A team from Grey London was crowned the winner of YouTube and D&AD’s Film Hack challenge last night (12 April), sweeping both the judges’ and Google metrics’ boards with an irreverent spot.
Grey was placed against fellow agencies BBH, J. Walter Thompson and Ogilvy to devise a TrueView ad that would inspire more young people to enter the creative industries – one of D&AD’s key missions.
The winning entry was entitled ‘You already do it. Get paid to it’. In a colourful, quirky style, the spot explained to young people that if they ‘take dick pics’, ‘write witty notes’ or ‘film weird stuff’, they should click on a link to D&AD’s New Blood Hub to find out how to make a career out of their eccentric habits.
The annual Film Hack, which Grey also won back in 2014, has been devised by YouTube to show the marketing world how the platform can be used as an effective advertising tool.
This year saw a twist to the judging process. A panel, comprising The Drum’s Stephen Leptiak, D&AD president Andy Sandoz, founder of Great Guns Laura Gregory and Martin Stirling, director of Partizan Films, marked entries on their creative merit. In a first for Film Hack, the scores were added to a number of efficacy metrics monitored by Google – including viewers' recall of the D&AD brand and ad completion.
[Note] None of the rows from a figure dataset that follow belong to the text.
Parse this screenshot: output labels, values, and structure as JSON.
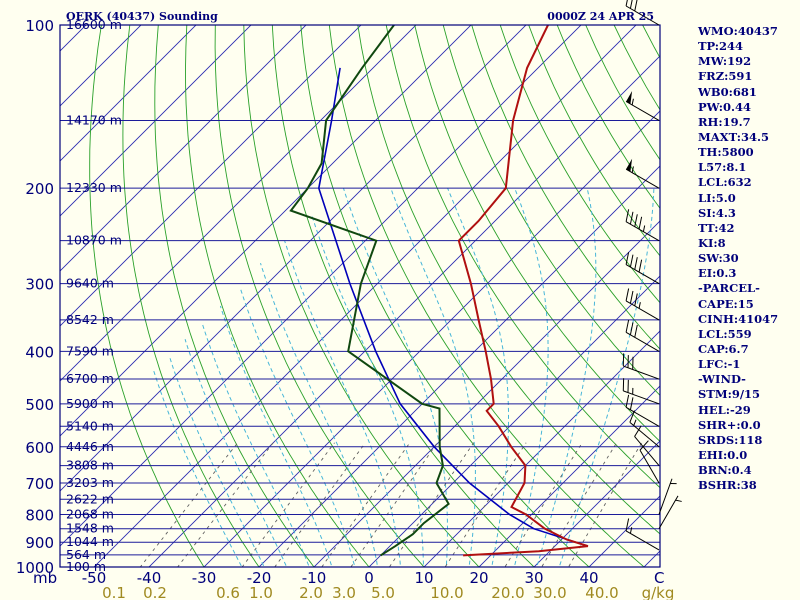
{
  "header": {
    "station": "OERK (40437) Sounding",
    "time": "0000Z 24 APR 25"
  },
  "stats": [
    "WMO:40437",
    "TP:244",
    "MW:192",
    "FRZ:591",
    "WB0:681",
    "PW:0.44",
    "RH:19.7",
    "MAXT:34.5",
    "TH:5800",
    "L57:8.1",
    "LCL:632",
    "LI:5.0",
    "SI:4.3",
    "TT:42",
    "KI:8",
    "SW:30",
    "EI:0.3",
    "-PARCEL-",
    "CAPE:15",
    "CINH:41047",
    "LCL:559",
    "CAP:6.7",
    "LFC:-1",
    "-WIND-",
    "STM:9/15",
    "HEL:-29",
    "SHR+:0.0",
    "SRDS:118",
    "EHI:0.0",
    "BRN:0.4",
    "BSHR:38"
  ],
  "colors": {
    "background": "#fffff0",
    "frame": "#00007a",
    "isobar": "#1c1c9a",
    "isotherm": "#2b2bb0",
    "dry_adiabat": "#2aa02a",
    "moist_adiabat": "#47b6d8",
    "mixing_ratio": "#606060",
    "temperature": "#b01010",
    "dewpoint": "#104810",
    "parcel": "#0000b8",
    "wind_barb": "#000000",
    "mixing_label": "#a08a20",
    "text": "#00007a"
  },
  "chart_data": {
    "type": "skew-t log-p",
    "title": "OERK (40437) Sounding",
    "time": "0000Z 24 APR 25",
    "xunit": "C",
    "yunit": "mb",
    "xlim": [
      -50,
      50
    ],
    "ylim": [
      1000,
      100
    ],
    "pressure_ticks": [
      {
        "p": 100,
        "label": "100"
      },
      {
        "p": 200,
        "label": "200"
      },
      {
        "p": 300,
        "label": "300"
      },
      {
        "p": 400,
        "label": "400"
      },
      {
        "p": 500,
        "label": "500"
      },
      {
        "p": 600,
        "label": "600"
      },
      {
        "p": 700,
        "label": "700"
      },
      {
        "p": 800,
        "label": "800"
      },
      {
        "p": 900,
        "label": "900"
      },
      {
        "p": 1000,
        "label": "1000"
      }
    ],
    "temperature_ticks": [
      {
        "t": -50,
        "label": "-50"
      },
      {
        "t": -40,
        "label": "-40"
      },
      {
        "t": -30,
        "label": "-30"
      },
      {
        "t": -20,
        "label": "-20"
      },
      {
        "t": -10,
        "label": "-10"
      },
      {
        "t": 0,
        "label": "0"
      },
      {
        "t": 10,
        "label": "10"
      },
      {
        "t": 20,
        "label": "20"
      },
      {
        "t": 30,
        "label": "30"
      },
      {
        "t": 40,
        "label": "40"
      }
    ],
    "axis_unit_label": "mb",
    "temperature_unit_label": "C",
    "height_levels": [
      {
        "p": 100,
        "label": "16600 m"
      },
      {
        "p": 150,
        "label": "14170 m"
      },
      {
        "p": 200,
        "label": "12330 m"
      },
      {
        "p": 250,
        "label": "10870 m"
      },
      {
        "p": 300,
        "label": "9640 m"
      },
      {
        "p": 350,
        "label": "8542 m"
      },
      {
        "p": 400,
        "label": "7590 m"
      },
      {
        "p": 450,
        "label": "6700 m"
      },
      {
        "p": 500,
        "label": "5900 m"
      },
      {
        "p": 550,
        "label": "5140 m"
      },
      {
        "p": 600,
        "label": "4446 m"
      },
      {
        "p": 650,
        "label": "3808 m"
      },
      {
        "p": 700,
        "label": "3203 m"
      },
      {
        "p": 750,
        "label": "2622 m"
      },
      {
        "p": 800,
        "label": "2068 m"
      },
      {
        "p": 850,
        "label": "1548 m"
      },
      {
        "p": 900,
        "label": "1044 m"
      },
      {
        "p": 950,
        "label": "564 m"
      },
      {
        "p": 1000,
        "label": "100 m"
      }
    ],
    "mixing_ratio_labels": [
      "0.1",
      "0.2",
      "0.6",
      "1.0",
      "2.0",
      "3.0",
      "5.0",
      "10.0",
      "20.0",
      "30.0",
      "40.0",
      "g/kg"
    ],
    "mixing_ratios": [
      0.1,
      0.2,
      0.6,
      1.0,
      2.0,
      3.0,
      5.0,
      10.0,
      20.0,
      30.0,
      40.0
    ],
    "temperature_profile": [
      {
        "p": 952,
        "t": 15.0
      },
      {
        "p": 935,
        "t": 28.0
      },
      {
        "p": 915,
        "t": 36.0
      },
      {
        "p": 890,
        "t": 31.0
      },
      {
        "p": 850,
        "t": 25.0
      },
      {
        "p": 800,
        "t": 19.0
      },
      {
        "p": 775,
        "t": 15.0
      },
      {
        "p": 700,
        "t": 13.0
      },
      {
        "p": 650,
        "t": 10.0
      },
      {
        "p": 600,
        "t": 4.0
      },
      {
        "p": 550,
        "t": -2.0
      },
      {
        "p": 515,
        "t": -7.0
      },
      {
        "p": 500,
        "t": -7.0
      },
      {
        "p": 450,
        "t": -12.0
      },
      {
        "p": 400,
        "t": -18.0
      },
      {
        "p": 350,
        "t": -25.0
      },
      {
        "p": 300,
        "t": -33.0
      },
      {
        "p": 250,
        "t": -43.0
      },
      {
        "p": 230,
        "t": -43.0
      },
      {
        "p": 200,
        "t": -44.0
      },
      {
        "p": 150,
        "t": -55.0
      },
      {
        "p": 120,
        "t": -62.0
      },
      {
        "p": 100,
        "t": -66.0
      }
    ],
    "dewpoint_profile": [
      {
        "p": 952,
        "t": 0.0
      },
      {
        "p": 915,
        "t": 1.0
      },
      {
        "p": 870,
        "t": 2.0
      },
      {
        "p": 830,
        "t": 2.0
      },
      {
        "p": 765,
        "t": 3.0
      },
      {
        "p": 700,
        "t": -3.0
      },
      {
        "p": 650,
        "t": -5.0
      },
      {
        "p": 600,
        "t": -9.0
      },
      {
        "p": 510,
        "t": -16.0
      },
      {
        "p": 500,
        "t": -20.0
      },
      {
        "p": 400,
        "t": -43.0
      },
      {
        "p": 300,
        "t": -53.0
      },
      {
        "p": 250,
        "t": -58.0
      },
      {
        "p": 220,
        "t": -79.0
      },
      {
        "p": 200,
        "t": -80.0
      },
      {
        "p": 180,
        "t": -82.0
      },
      {
        "p": 150,
        "t": -89.0
      },
      {
        "p": 120,
        "t": -92.0
      },
      {
        "p": 100,
        "t": -94.0
      }
    ],
    "parcel_profile": [
      {
        "p": 915,
        "t": 36.0
      },
      {
        "p": 850,
        "t": 23.0
      },
      {
        "p": 800,
        "t": 16.0
      },
      {
        "p": 700,
        "t": 3.0
      },
      {
        "p": 600,
        "t": -10.0
      },
      {
        "p": 500,
        "t": -24.0
      },
      {
        "p": 400,
        "t": -38.0
      },
      {
        "p": 300,
        "t": -55.0
      },
      {
        "p": 200,
        "t": -78.0
      },
      {
        "p": 150,
        "t": -88.0
      },
      {
        "p": 120,
        "t": -96.0
      }
    ],
    "wind_profile": [
      {
        "p": 930,
        "dir": 300,
        "spd": 15
      },
      {
        "p": 850,
        "dir": 30,
        "spd": 5
      },
      {
        "p": 800,
        "dir": 20,
        "spd": 5
      },
      {
        "p": 700,
        "dir": 330,
        "spd": 10
      },
      {
        "p": 650,
        "dir": 320,
        "spd": 10
      },
      {
        "p": 600,
        "dir": 310,
        "spd": 15
      },
      {
        "p": 550,
        "dir": 300,
        "spd": 20
      },
      {
        "p": 500,
        "dir": 290,
        "spd": 25
      },
      {
        "p": 450,
        "dir": 290,
        "spd": 30
      },
      {
        "p": 400,
        "dir": 300,
        "spd": 30
      },
      {
        "p": 350,
        "dir": 300,
        "spd": 35
      },
      {
        "p": 300,
        "dir": 300,
        "spd": 40
      },
      {
        "p": 250,
        "dir": 300,
        "spd": 45
      },
      {
        "p": 200,
        "dir": 300,
        "spd": 55
      },
      {
        "p": 150,
        "dir": 300,
        "spd": 55
      },
      {
        "p": 100,
        "dir": 300,
        "spd": 30
      }
    ],
    "grid": true
  }
}
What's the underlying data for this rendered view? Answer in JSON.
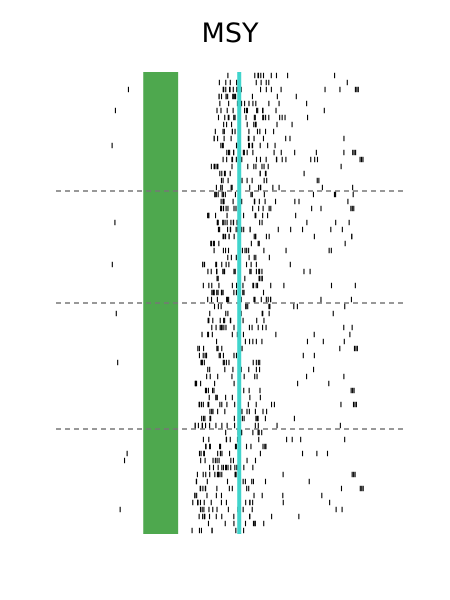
{
  "chart_data": {
    "type": "raster",
    "title": "MSY",
    "xlabel": "",
    "ylabel": "",
    "grid": false,
    "colors": {
      "band": "#4ea84e",
      "event_line": "#40d4cc",
      "spike": "#000000",
      "divider": "#777777"
    },
    "band": {
      "x_start": 0.3,
      "x_end": 0.42
    },
    "event_line_x": 0.63,
    "x_range": [
      0,
      1.2
    ],
    "trial_count": 66,
    "group_dividers_after_trial": [
      17,
      33,
      51
    ]
  }
}
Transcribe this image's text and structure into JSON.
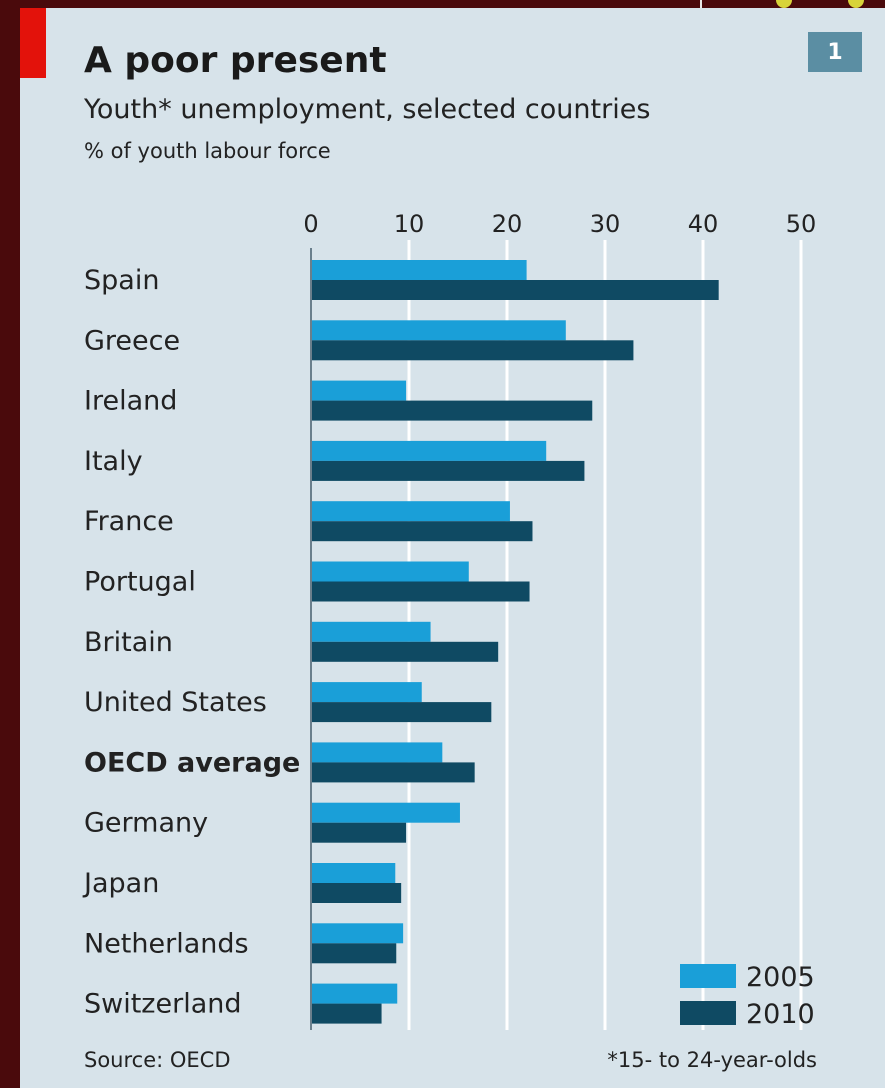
{
  "colors": {
    "page_background": "#4a0a0c",
    "panel_background": "#d7e3ea",
    "accent_red": "#e3120b",
    "badge": "#5b8ea3",
    "series_2005": "#1a9fd8",
    "series_2010": "#0f4a63"
  },
  "badge_number": "1",
  "chart_data": {
    "type": "bar",
    "orientation": "horizontal",
    "title": "A poor present",
    "subtitle": "Youth* unemployment, selected countries",
    "unit_label": "% of youth labour force",
    "categories": [
      "Spain",
      "Greece",
      "Ireland",
      "Italy",
      "France",
      "Portugal",
      "Britain",
      "United States",
      "OECD average",
      "Germany",
      "Japan",
      "Netherlands",
      "Switzerland"
    ],
    "emphasized_category": "OECD average",
    "series": [
      {
        "name": "2005",
        "color": "#1a9fd8",
        "values": [
          22,
          26,
          9.7,
          24,
          20.3,
          16.1,
          12.2,
          11.3,
          13.4,
          15.2,
          8.6,
          9.4,
          8.8
        ]
      },
      {
        "name": "2010",
        "color": "#0f4a63",
        "values": [
          41.6,
          32.9,
          28.7,
          27.9,
          22.6,
          22.3,
          19.1,
          18.4,
          16.7,
          9.7,
          9.2,
          8.7,
          7.2
        ]
      }
    ],
    "x_ticks": [
      0,
      10,
      20,
      30,
      40,
      50
    ],
    "xlim": [
      0,
      50
    ],
    "x_axis_position": "top",
    "grid": true,
    "legend_position": "bottom-right",
    "source": "Source: OECD",
    "footnote": "*15- to 24-year-olds"
  }
}
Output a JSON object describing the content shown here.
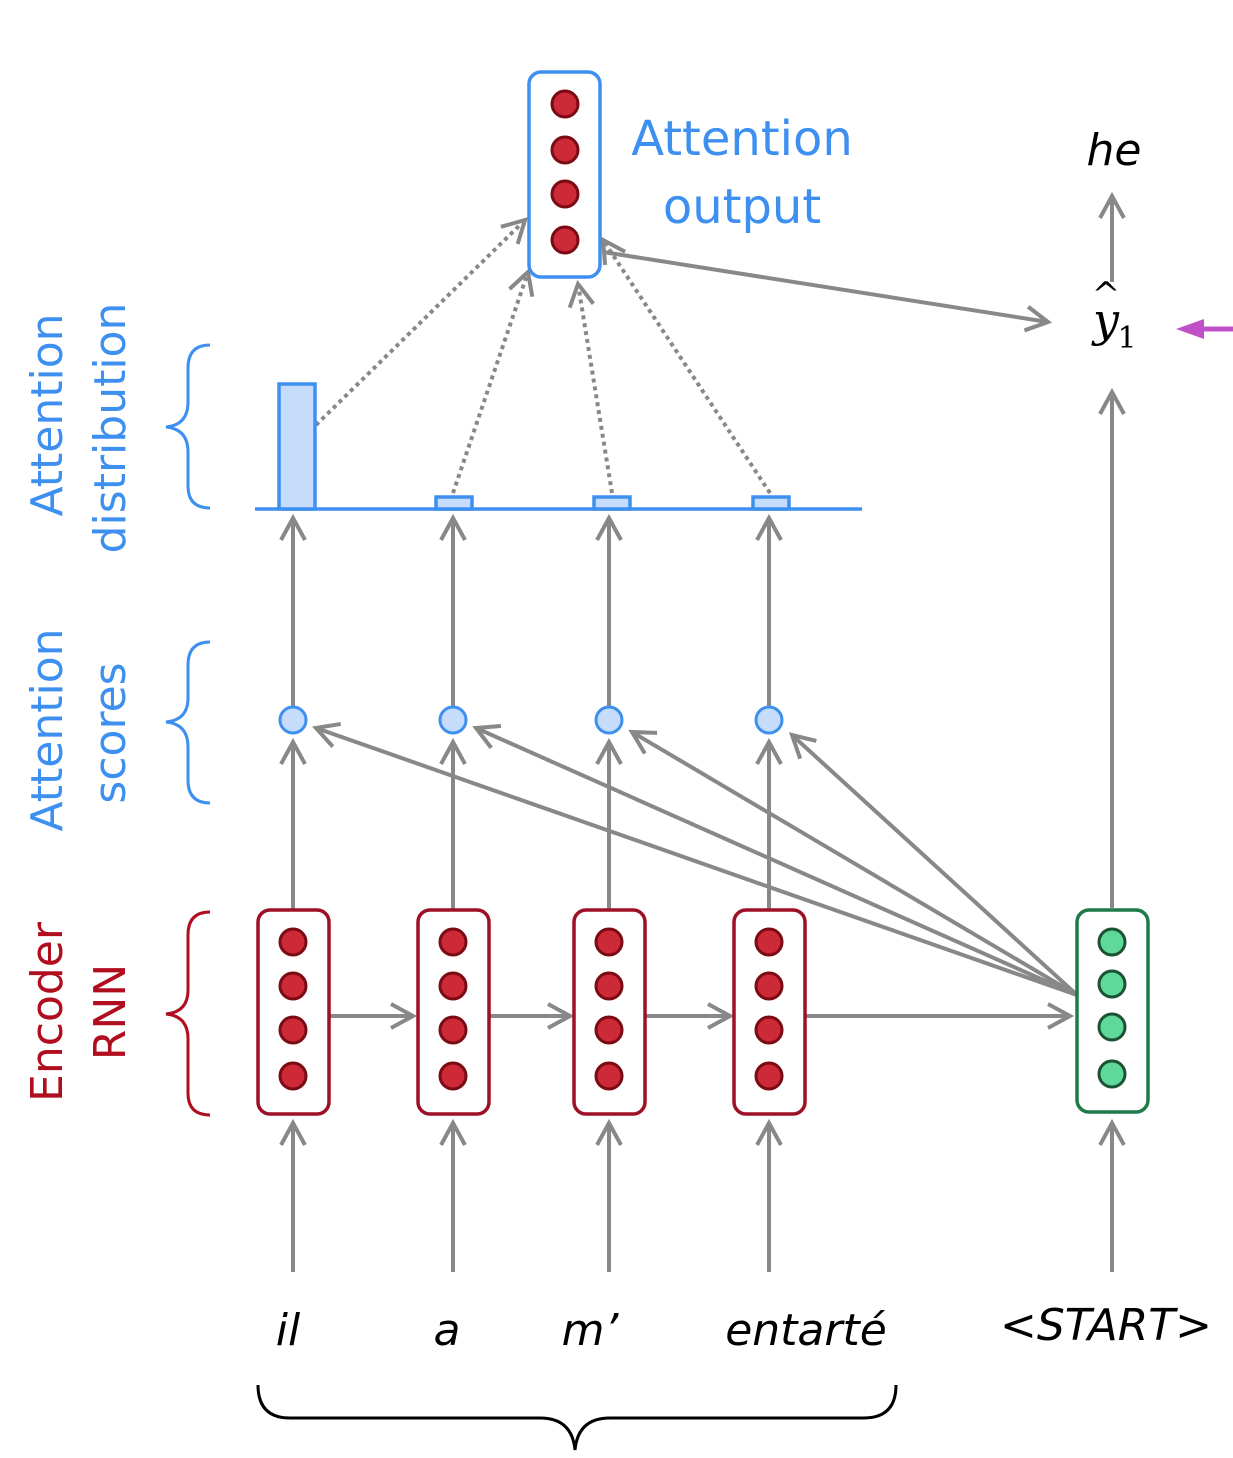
{
  "labels": {
    "attention_output": [
      "Attention",
      "output"
    ],
    "attention_distribution": [
      "Attention",
      "distribution"
    ],
    "attention_scores": [
      "Attention",
      "scores"
    ],
    "encoder_rnn": [
      "Encoder",
      "RNN"
    ]
  },
  "source_words": [
    "il",
    "a",
    "m’",
    "entarté"
  ],
  "decoder_input": "<START>",
  "decoder_output": "he",
  "prediction": {
    "symbol": "y",
    "hat": "^",
    "subscript": "1"
  },
  "attention_distribution": [
    0.8,
    0.067,
    0.067,
    0.066
  ],
  "colors": {
    "attention": "#3d8ff0",
    "attention_fill": "#c6dcfb",
    "encoder": "#9e1027",
    "encoder_dot": "#cc2a36",
    "decoder": "#1f7a4a",
    "decoder_dot": "#5fd99a",
    "arrow": "#888888",
    "pointer": "#c050c8"
  }
}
Other ads entered were J. Walter Thompson’s ‘The Creative Chipper’…
BBH’s ‘Start your creative career’…
And Oglivy’s ‘The world’s first thread sourced ad’…
Stephen Leptiak, editor of The Drum, said: "Understanding how to create highly engaging video content on YouTube is a vital ingredient in today's marketing landscape and the same is true when aiming to successfully advertise through the platform. Issuing a brief as part of this competition that centred around recruiting fresh and diverse talent into the creative advertising sector was a shrewd move and the resulting entries were all on point.
“Grey's winning entry is an excellent example of how to use YouTube and also one that D&AD should definitely push forward as a recruitment tool. Well done everyone involved.”
Ant Hill, head of creative agency partnerships at Google UK, added: “I think supporting diversity and people coming into the industry that wouldn’t necessarily get the chance to do so is massively important. For us it really embodies the values of Google and we’re really thrilled to help out in this important matter.”